I decided weeks ago that my word for this year would be “intentional.”
It might be ridiculously overused; almost a buzz-word at this point, but it sums up exactly what I was needing–and aware I was needing–by the end of December.
My life was slowly veering into the “keeping up with the daily” that is so much of mom-ness, with lots of floating around in the in-between times; or, on other days, the pin-balling of incessant reacting. The day would end and I would realize that while things “got done,” nothing worthy was really accomplished.
I spent three days writing down every. single. thing I did during the day, and then sat down to figure out how to make things work better. I figured out where I had huge windows of time to play with, where things got complicated quickly, and saw clearly that sometimes things just happen: there really is a limit to any control we attempt. I wrote down the things I wanted to see in our home (among them more art, more read-alouds, more time outside when feasible) and began to lay out a new plan for our days.
The start of this year has been beginning to put that plan into place.

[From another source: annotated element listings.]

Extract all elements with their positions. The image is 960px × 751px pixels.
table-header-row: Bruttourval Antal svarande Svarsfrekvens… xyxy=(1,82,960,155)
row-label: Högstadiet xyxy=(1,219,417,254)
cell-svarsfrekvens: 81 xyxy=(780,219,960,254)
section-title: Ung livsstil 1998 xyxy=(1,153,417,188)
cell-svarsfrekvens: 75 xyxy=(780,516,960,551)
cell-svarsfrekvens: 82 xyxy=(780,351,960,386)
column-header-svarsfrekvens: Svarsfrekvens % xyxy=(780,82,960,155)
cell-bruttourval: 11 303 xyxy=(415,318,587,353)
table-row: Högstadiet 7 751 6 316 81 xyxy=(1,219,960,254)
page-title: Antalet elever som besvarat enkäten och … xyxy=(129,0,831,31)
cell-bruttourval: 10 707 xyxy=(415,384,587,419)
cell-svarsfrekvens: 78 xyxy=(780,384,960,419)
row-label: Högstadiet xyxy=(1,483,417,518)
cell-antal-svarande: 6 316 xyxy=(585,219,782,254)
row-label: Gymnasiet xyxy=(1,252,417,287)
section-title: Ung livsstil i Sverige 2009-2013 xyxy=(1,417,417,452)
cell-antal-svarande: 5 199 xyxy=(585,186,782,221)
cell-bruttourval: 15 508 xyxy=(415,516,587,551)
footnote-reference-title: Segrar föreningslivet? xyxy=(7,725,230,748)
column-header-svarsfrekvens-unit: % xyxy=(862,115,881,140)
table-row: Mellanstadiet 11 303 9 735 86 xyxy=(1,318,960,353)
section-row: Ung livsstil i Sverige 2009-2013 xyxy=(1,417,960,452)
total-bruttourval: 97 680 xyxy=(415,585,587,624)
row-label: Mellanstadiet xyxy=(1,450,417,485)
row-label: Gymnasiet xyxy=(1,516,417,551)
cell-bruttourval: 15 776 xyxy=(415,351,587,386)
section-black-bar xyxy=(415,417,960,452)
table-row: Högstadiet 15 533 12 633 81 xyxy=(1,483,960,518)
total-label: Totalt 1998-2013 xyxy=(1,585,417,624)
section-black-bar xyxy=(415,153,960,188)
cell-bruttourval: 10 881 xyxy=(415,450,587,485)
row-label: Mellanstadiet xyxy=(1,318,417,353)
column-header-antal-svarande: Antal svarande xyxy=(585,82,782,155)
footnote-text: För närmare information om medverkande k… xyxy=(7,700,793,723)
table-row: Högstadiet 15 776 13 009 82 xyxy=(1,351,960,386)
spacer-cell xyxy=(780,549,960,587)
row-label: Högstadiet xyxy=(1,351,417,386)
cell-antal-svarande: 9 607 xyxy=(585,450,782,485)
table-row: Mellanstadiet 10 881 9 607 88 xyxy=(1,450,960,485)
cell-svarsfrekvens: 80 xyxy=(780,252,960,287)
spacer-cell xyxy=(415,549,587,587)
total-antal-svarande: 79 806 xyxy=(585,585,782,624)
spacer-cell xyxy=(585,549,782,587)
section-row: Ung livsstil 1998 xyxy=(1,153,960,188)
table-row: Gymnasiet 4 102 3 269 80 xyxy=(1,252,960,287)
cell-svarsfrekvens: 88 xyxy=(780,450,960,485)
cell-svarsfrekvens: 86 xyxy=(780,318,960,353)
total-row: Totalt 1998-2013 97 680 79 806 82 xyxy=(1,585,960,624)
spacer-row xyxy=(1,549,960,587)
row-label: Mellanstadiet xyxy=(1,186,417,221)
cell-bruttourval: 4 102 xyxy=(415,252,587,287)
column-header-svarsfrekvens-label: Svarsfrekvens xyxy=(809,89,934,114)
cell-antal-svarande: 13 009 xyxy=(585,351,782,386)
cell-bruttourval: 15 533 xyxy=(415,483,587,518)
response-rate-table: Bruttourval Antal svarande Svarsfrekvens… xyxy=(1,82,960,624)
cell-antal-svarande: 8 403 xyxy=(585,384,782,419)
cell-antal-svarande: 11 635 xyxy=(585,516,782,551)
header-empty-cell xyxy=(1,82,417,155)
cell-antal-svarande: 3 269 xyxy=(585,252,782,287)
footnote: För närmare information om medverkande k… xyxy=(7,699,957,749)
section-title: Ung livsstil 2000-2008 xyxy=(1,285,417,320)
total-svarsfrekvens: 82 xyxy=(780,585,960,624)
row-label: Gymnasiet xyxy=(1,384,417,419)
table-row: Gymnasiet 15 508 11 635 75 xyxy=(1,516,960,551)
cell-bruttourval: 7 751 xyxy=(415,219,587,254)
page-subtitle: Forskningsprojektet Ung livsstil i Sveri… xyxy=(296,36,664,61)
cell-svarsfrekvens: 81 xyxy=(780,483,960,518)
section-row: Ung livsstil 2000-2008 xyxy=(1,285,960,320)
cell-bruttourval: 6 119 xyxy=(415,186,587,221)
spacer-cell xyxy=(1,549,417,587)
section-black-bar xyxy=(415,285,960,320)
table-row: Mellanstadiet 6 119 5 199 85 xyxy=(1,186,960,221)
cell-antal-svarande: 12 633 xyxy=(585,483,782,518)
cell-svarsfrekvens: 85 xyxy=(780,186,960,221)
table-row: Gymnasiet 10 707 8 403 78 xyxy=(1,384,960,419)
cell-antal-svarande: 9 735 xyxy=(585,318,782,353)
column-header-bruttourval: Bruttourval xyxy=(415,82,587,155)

I started with a little bit of art time immediately after breakfast with my little. Sometimes big sister joins us, sometimes it’s just she and I. Cutting snowflakes, watercolor painting, play-doh…we’re open. Today art time looked like her snuggled up under the tablecloth-draped fort of a card table with a new stencil set from Gramma while I took down the Christmas tree, ornaments spread all over her “roof.”
That was an intentional decision, too: after planning on taking down the tree “on the 6th,” which I’d been stating for weeks, I realized the weather was not my friend in this endeavor. I want to take down a tree in full sunshine, not lose all our Christmas lights on a gray, rainy day. So I checked the weather and opted for today. Our big dog is curled up in a huge patch of sunshine that’s been blocked by the tree for a month and a half, happy as can be. (For that matter, so am I.)
I thought our read-aloud would be pegged onto our snack time, but it’s looking more like a breakfast thing at this point. I don’t care–it’s happening. I want a routine, and I know we’ll get there, but at least right now I can see it happening.
Outside time? Well….with the temperature here eventually warming up into the low 20’s, that hasn’t exactly been a priority. I’ve kept the birds (and squirrels…sigh) fed, and the birdbath filled, and that’s probably enough for now.
I guess, this year, I want to be “pursuing enough” of the right things.